La storia è la stessa, la trama no
In IT il film ci sono un bel po’ di cose che potrebbero non essere facilmente digerite dai fan totali di King. A partire dal cambio di ambientazione (dagli anni 50 agli anni 80) ai cambiamenti di trama che abbiamo già accennato: il rapimento di Bev da parte di Pennywise, la casa maledetta da cui entrare nella tana del clown (mancano un po’ i barrens, veri protagonisti del libro), Ben che diventa il custode della memoria storica di Derry al posto di Mike e un sacco di altre modifiche che rendono più fluida la storia per contenerla in un film di due ore. L’idea di dividere il narrato in due film indipendenti, uno con protagonisti i ragazzi e uno gli adulti 27 anni dopo, snatura un po’ il libro ma allo stesso tempo restituisce una pellicola che sta in piedi da sola e che vive grazie alla forza dei ragazzi e delle loro paure.
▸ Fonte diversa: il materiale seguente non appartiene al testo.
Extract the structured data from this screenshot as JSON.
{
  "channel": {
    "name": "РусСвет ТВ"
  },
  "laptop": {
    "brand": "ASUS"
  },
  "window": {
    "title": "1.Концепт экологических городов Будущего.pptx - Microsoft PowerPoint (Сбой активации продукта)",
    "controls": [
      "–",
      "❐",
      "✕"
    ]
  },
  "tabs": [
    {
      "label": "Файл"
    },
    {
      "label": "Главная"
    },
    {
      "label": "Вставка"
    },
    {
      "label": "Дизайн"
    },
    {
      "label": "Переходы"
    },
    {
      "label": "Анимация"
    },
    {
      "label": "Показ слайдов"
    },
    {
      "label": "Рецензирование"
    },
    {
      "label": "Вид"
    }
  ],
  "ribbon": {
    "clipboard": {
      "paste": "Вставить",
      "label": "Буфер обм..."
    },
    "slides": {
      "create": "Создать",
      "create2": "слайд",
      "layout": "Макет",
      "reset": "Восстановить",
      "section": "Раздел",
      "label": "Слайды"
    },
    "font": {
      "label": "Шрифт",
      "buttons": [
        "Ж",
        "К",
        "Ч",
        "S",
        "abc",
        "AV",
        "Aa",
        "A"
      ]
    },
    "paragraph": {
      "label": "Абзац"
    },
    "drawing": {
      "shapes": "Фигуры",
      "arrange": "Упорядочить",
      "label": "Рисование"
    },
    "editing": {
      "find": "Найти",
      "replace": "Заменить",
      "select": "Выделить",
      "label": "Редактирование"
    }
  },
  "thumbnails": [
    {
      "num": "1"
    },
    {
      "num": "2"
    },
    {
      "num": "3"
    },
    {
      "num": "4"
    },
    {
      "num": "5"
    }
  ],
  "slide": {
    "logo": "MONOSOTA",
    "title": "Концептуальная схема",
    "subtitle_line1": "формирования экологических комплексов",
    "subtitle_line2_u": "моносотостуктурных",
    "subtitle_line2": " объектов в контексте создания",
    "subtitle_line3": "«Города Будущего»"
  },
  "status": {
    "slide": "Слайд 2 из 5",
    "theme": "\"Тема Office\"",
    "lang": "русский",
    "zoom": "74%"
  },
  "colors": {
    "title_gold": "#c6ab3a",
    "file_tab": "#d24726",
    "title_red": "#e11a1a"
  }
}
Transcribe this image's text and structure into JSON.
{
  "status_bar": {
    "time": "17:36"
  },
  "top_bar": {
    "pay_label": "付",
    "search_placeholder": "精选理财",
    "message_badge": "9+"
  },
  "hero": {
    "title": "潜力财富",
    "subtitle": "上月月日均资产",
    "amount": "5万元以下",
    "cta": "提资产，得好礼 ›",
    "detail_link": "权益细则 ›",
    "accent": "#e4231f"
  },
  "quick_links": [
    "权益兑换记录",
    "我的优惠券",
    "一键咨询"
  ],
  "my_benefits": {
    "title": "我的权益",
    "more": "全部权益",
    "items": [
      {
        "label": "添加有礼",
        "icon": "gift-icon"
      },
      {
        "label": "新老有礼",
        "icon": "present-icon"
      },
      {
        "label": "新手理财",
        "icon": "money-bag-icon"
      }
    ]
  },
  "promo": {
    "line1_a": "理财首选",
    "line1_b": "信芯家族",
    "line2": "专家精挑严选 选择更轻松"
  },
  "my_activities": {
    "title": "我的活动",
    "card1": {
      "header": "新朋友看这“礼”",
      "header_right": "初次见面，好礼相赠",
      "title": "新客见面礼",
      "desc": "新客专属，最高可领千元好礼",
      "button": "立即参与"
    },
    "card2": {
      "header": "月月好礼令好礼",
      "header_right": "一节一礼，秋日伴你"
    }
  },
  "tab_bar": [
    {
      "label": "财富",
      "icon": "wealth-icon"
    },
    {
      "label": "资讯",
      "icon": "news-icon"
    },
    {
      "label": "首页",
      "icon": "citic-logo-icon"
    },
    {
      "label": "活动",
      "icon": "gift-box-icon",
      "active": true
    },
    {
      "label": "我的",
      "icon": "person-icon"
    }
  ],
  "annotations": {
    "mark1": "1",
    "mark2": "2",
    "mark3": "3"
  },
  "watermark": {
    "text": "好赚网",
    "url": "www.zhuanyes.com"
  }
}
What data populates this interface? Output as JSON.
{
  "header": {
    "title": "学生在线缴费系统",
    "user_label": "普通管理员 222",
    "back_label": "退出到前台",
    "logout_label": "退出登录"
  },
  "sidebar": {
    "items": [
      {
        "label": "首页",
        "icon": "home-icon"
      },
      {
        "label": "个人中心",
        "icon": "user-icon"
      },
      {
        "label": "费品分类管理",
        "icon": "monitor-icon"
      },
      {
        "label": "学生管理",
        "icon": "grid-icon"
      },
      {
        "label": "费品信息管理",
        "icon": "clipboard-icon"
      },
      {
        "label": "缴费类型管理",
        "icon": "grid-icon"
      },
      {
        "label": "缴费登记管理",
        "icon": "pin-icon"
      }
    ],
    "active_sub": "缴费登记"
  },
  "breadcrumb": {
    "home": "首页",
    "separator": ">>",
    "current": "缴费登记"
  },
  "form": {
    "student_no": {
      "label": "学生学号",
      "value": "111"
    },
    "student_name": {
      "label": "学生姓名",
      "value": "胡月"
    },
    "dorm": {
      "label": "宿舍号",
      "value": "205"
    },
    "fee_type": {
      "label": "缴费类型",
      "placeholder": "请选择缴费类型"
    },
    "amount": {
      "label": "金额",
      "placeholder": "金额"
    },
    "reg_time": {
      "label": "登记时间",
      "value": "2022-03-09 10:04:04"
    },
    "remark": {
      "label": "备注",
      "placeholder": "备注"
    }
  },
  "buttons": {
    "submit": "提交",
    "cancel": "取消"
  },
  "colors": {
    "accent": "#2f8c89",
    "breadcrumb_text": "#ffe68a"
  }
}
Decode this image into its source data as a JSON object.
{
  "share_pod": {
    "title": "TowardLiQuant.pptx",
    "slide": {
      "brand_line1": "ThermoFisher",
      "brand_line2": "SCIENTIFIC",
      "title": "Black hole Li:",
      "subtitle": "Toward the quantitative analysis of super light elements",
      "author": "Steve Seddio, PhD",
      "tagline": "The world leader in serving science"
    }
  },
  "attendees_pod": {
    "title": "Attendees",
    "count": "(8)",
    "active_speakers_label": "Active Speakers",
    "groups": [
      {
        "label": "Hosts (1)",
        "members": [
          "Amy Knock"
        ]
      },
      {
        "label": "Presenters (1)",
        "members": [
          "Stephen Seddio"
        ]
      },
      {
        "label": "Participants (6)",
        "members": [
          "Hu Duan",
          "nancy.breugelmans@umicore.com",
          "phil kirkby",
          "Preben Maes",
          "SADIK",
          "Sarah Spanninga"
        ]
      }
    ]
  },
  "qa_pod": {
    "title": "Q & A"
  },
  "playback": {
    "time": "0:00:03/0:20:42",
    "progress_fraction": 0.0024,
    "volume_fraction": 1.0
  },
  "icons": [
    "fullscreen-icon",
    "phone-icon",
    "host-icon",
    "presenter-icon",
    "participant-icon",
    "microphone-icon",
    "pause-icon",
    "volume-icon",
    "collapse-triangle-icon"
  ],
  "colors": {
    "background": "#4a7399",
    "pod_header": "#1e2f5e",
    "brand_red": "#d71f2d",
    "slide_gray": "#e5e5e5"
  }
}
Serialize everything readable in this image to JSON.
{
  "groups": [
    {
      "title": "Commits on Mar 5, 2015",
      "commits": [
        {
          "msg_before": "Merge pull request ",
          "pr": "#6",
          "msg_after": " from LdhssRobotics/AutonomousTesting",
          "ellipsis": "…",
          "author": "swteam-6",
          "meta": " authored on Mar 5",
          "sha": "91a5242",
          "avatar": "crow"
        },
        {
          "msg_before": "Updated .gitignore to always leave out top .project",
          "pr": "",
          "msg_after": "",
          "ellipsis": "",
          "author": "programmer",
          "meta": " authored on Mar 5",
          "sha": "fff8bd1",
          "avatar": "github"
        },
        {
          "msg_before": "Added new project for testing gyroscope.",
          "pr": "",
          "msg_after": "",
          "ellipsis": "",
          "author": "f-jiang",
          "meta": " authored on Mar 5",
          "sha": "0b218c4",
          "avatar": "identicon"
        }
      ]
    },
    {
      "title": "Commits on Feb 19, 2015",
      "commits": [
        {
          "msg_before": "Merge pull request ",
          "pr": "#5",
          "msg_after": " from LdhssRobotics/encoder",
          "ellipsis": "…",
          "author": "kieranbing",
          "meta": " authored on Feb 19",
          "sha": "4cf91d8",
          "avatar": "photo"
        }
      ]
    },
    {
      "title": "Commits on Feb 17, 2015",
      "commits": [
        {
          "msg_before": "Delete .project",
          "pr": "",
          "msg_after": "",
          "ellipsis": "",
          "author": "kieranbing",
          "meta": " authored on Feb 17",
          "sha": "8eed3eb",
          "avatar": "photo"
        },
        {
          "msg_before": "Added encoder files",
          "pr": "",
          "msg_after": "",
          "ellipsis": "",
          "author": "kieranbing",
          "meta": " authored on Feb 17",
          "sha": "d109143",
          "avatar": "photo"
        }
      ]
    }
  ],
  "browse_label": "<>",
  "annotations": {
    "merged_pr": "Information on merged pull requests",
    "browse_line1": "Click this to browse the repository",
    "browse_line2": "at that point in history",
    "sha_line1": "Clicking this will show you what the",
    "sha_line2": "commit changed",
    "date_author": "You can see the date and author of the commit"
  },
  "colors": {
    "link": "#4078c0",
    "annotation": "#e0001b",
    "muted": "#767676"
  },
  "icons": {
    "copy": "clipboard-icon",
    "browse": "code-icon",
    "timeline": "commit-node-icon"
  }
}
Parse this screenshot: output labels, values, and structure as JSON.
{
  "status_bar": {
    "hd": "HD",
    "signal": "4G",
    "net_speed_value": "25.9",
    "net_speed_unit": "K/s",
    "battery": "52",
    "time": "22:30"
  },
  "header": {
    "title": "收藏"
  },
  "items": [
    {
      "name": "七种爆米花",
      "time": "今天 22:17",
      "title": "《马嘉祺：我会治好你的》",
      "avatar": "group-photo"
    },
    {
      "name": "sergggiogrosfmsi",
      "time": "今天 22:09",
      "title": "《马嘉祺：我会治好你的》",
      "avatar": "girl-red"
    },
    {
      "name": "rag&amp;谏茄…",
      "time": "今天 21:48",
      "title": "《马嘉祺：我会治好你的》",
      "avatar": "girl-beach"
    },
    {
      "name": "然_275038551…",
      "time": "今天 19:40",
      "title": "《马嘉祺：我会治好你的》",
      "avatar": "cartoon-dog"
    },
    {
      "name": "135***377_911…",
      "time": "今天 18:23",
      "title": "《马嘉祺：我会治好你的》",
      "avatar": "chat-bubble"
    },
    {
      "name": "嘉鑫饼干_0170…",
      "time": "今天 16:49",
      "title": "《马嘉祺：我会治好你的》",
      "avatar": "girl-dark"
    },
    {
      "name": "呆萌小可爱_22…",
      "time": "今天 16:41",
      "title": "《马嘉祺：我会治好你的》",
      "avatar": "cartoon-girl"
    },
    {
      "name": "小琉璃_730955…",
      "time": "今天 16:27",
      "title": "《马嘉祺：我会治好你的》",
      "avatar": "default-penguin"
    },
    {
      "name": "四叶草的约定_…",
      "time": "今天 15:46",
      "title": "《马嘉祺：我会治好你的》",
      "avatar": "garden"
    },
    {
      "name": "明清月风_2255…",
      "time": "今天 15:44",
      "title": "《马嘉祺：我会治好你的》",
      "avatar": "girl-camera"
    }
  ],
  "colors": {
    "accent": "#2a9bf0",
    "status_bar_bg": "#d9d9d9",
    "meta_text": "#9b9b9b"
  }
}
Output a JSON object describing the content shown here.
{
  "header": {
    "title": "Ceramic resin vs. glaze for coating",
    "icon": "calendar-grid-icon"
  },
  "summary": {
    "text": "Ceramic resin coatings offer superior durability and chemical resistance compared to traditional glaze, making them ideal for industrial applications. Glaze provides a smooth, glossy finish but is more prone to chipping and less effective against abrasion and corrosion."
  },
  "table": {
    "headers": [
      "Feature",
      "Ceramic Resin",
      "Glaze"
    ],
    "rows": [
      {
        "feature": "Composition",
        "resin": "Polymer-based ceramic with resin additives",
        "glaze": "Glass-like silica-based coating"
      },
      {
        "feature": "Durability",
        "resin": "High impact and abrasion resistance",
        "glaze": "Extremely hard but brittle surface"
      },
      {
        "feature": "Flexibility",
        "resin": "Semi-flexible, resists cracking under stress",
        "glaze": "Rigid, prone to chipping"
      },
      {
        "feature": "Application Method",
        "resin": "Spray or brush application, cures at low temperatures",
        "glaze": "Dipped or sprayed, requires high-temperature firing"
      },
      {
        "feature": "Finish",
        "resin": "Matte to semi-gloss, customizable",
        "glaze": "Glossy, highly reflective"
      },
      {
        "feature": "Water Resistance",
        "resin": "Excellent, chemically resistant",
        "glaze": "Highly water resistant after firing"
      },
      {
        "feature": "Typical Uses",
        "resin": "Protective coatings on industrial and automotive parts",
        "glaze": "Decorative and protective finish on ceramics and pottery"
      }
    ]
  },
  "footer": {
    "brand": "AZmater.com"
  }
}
Sarà molto difficile per Muschietti mettere su il cast del Club dei Perdenti da adulti, vera nota dolentissima della miniserie del ’90.
Ti prendo e ti porto via
Cosa c’è di più bello dell’amore tra ragazzini, quello che prende ogni cellula e ogni pensiero, che sembra infinito e troppo breve allo stesso tempo, di cui si ha già nostalgia mentre viene vissuto? Bev e Bill, i loro sguardi, la loro promessa. Ma non solo: l’amore che ogni membro del Club dei Perdenti ha nei confronti dell’altro compagno di avventura e di destino, questo è il motore del film. Il fatto che faccia anche saltare sulla sedia un sacco di volte, cementifica questa unione e alla fine, più che non dormire per la paura di veder spuntare Pennywise con gli occhi storti dall’armadio o dal bagno, si rimane sospesi, sognanti e nostalgici per quel periodo della vita che non torna mai, per quanto ci sforziamo di volerci tornare. Sei personalità, ognuna con una sfortuna e un dolore diverso, unite per combattere un male assurdo, più grande del mondo intero, è ciò che rende questo film (e il libro da cui è tratto) diverso da tutti altri horror e nonostante ci siano punti in cui non si fa altro che avere microinfarti, resta un romanzo di formazione e di crescita tra i più belli. Tutto il resto, citando SK, è buio.
IT di Muschietti è una dichiarazione d’amore all’adolescenza, è il nuovo Goonies, è un film di formazione e d’avventura travestito da horror. Guardatelo, anche se in cuor vostro avete paura, alla fine ne uscirete commossi.